Department of Health Sciences Research, Mayo Clinic, Rochester, Minnesota, USA.
Mayo Clinic Robert D. and Patricia E. Kern Center for the Science of Health Care Delivery, Mayo Clinic, Rochester, Minnesota, USA.
J Am Med Inform Assoc. 2021 Jun 12;28(6):1065-1073. doi: 10.1093/jamia/ocaa211.
Access to palliative care (PC) is important for many patients with uncontrolled symptom burden from serious or complex illness. However, many patients who could benefit from PC do not receive it early enough or at all. We sought to address this problem by building a predictive model into a comprehensive clinical framework with the aims to (i) identify in-hospital patients likely to benefit from a PC consult, and (ii) intervene on such patients by contacting their care team.
Electronic health record data for 68 349 inpatient encounters in 2017 at a large hospital were used to train a model to predict the need for PC consult. This model was published as a web service, connected to institutional data pipelines, and consumed by a downstream display application monitored by the PC team. For those patients that the PC team deems appropriate, a team member then contacts the patient's corresponding care team.

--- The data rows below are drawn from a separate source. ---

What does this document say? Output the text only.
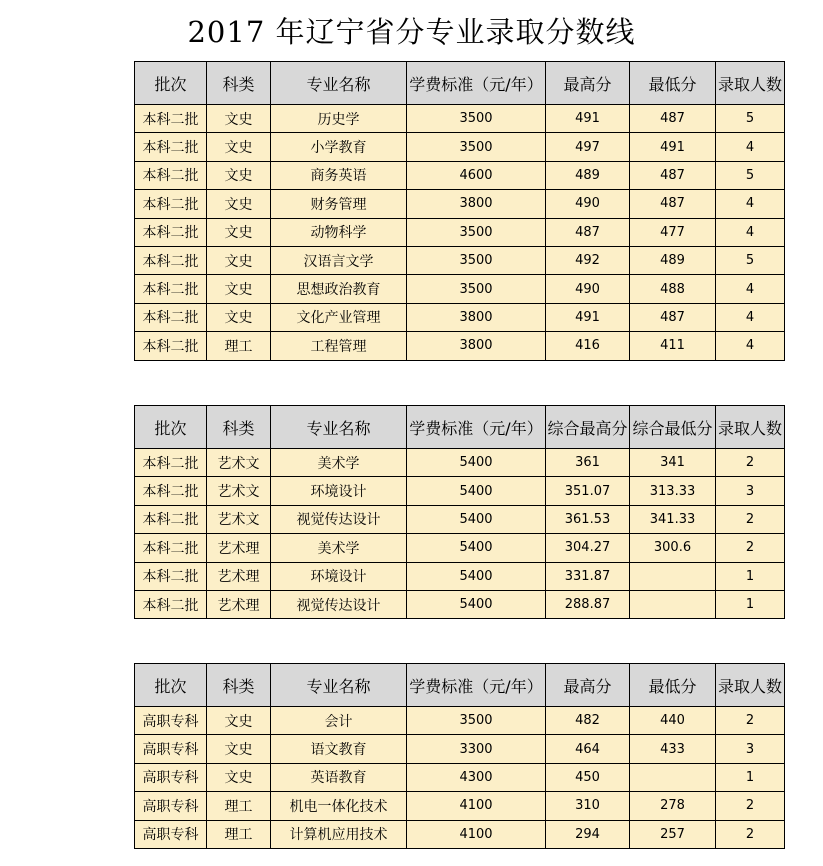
2017 年辽宁省分专业录取分数线
批次	科类	专业名称	学费标准（元/年）	最高分	最低分	录取人数
本科二批	文史	历史学	3500	491	487	5
本科二批	文史	小学教育	3500	497	491	4
本科二批	文史	商务英语	4600	489	487	5
本科二批	文史	财务管理	3800	490	487	4
本科二批	文史	动物科学	3500	487	477	4
本科二批	文史	汉语言文学	3500	492	489	5
本科二批	文史	思想政治教育	3500	490	488	4
本科二批	文史	文化产业管理	3800	491	487	4
本科二批	理工	工程管理	3800	416	411	4
批次	科类	专业名称	学费标准（元/年）	综合最高分	综合最低分	录取人数
本科二批	艺术文	美术学	5400	361	341	2
本科二批	艺术文	环境设计	5400	351.07	313.33	3
本科二批	艺术文	视觉传达设计	5400	361.53	341.33	2
本科二批	艺术理	美术学	5400	304.27	300.6	2
本科二批	艺术理	环境设计	5400	331.87		1
本科二批	艺术理	视觉传达设计	5400	288.87		1
批次	科类	专业名称	学费标准（元/年）	最高分	最低分	录取人数
高职专科	文史	会计	3500	482	440	2
高职专科	文史	语文教育	3300	464	433	3
高职专科	文史	英语教育	4300	450		1
高职专科	理工	机电一体化技术	4100	310	278	2
高职专科	理工	计算机应用技术	4100	294	257	2
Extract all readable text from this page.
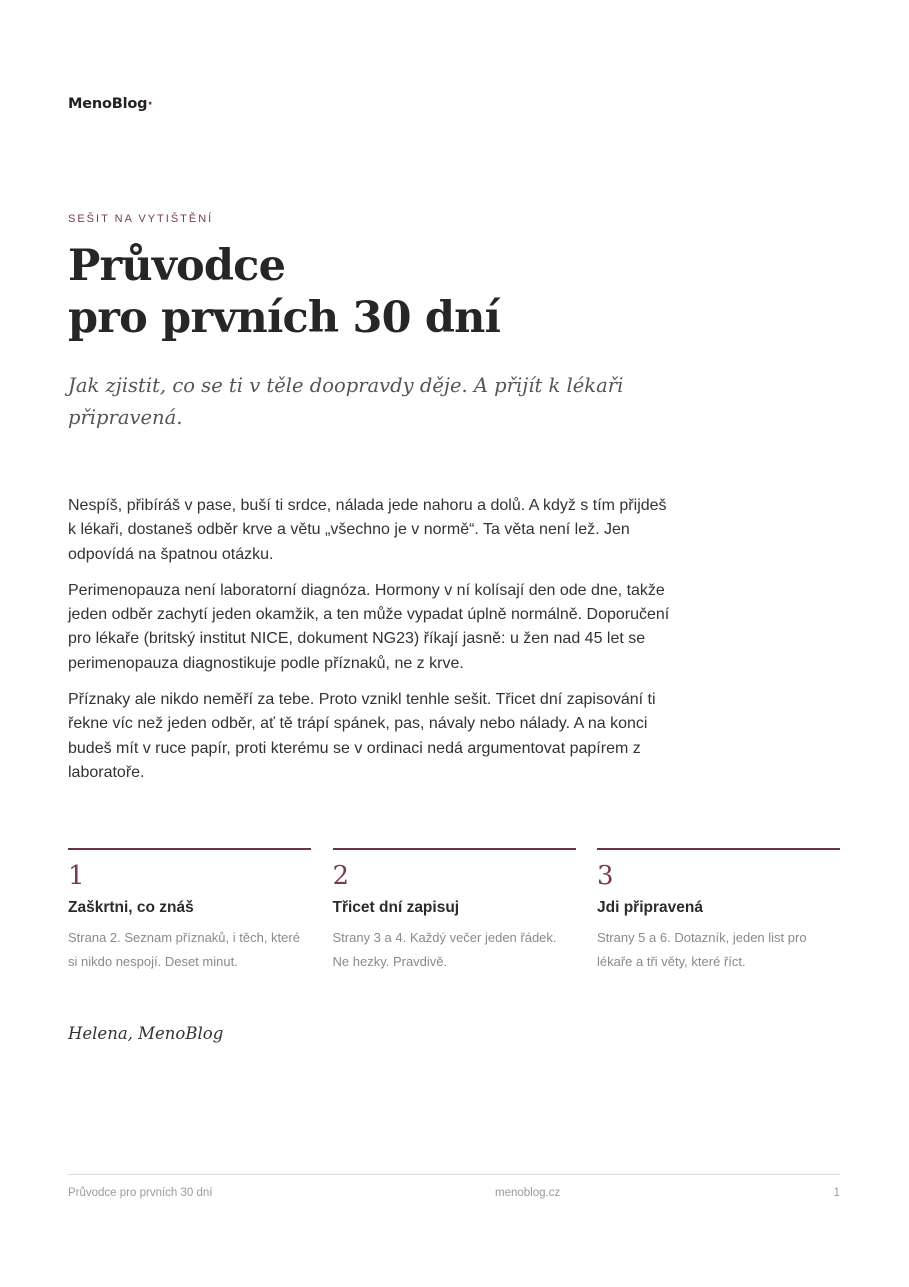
MenoBlog·
SEŠIT NA VYTIŠTĚNÍ
Průvodce
pro prvních 30 dní

Jak zjistit, co se ti v těle doopravdy děje. A přijít k lékaři připravená.

Nespíš, přibíráš v pase, buší ti srdce, nálada jede nahoru a dolů. A když s tím přijdeš k lékaři, dostaneš odběr krve a větu „všechno je v normě“. Ta věta není lež. Jen odpovídá na špatnou otázku.

Perimenopauza není laboratorní diagnóza. Hormony v ní kolísají den ode dne, takže jeden odběr zachytí jeden okamžik, a ten může vypadat úplně normálně. Doporučení pro lékaře (britský institut NICE, dokument NG23) říkají jasně: u žen nad 45 let se perimenopauza diagnostikuje podle příznaků, ne z krve.

Příznaky ale nikdo neměří za tebe. Proto vznikl tenhle sešit. Třicet dní zapisování ti řekne víc než jeden odběr, ať tě trápí spánek, pas, návaly nebo nálady. A na konci budeš mít v ruce papír, proti kterému se v ordinaci nedá argumentovat papírem z laboratoře.

1
Zaškrtni, co znáš
Strana 2. Seznam příznaků, i těch, které si nikdo nespojí. Deset minut.
2
Třicet dní zapisuj
Strany 3 a 4. Každý večer jeden řádek. Ne hezky. Pravdivě.
3
Jdi připravená
Strany 5 a 6. Dotazník, jeden list pro lékaře a tři věty, které říct.
Helena, MenoBlog
Průvodce pro prvních 30 dní	menoblog.cz	1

Training performance AUC based on a 20% holdout validation set was 0.90. The most influential variables were previous palliative care, hospital unit, Albumin, Troponin, and metastatic cancer. The model has been successfully integrated into the clinical workflow making real-time predictions on hundreds of patients per day. The model had an "in-production" AUC of 0.91. A clinical trial is currently underway to assess the effect on clinical outcomes.
A machine learning model can effectively predict the need for an inpatient PC consult and has been successfully integrated into practice to refer new patients to PC.
姑息治疗(PC)的可及性对于许多患有严重或复杂疾病且症状无法控制的患者非常重要。然而,许多本应从 PC 中获益的患者并未尽早或根本未接受 PC。我们希望通过在综合临床框架中构建预测模型来解决这个问题,该模型的目的是:(i)识别有住院患者可能从 PC 咨询中受益,(ii)通过联系患者的护理团队对这些患者进行干预。
使用 2017 年一家大型医院的 68349 例住院患者的电子健康记录数据来训练预测 PC 咨询需求的模型。该模型被发布为一个 Web 服务,连接到机构数据管道,并被 PC 团队监控的下游显示应用程序使用。对于 PC 团队认为合适的患者,团队成员会联系患者相应的护理团队。
基于 20%的保留验证集的训练性能 AUC 为 0.90。最具影响力的变量是之前的姑息治疗、医院科室、白蛋白、肌钙蛋白和转移性癌症。该模型已成功集成到临床工作流程中,每天可对数百名患者进行实时预测。该模型的“生产中”AUC 为 0.91。目前正在进行一项临床试验,以评估对临床结果的影响。
机器学习模型可以有效地预测住院患者 PC 咨询的需求,并已成功集成到实践中,为新患者提供 PC 服务。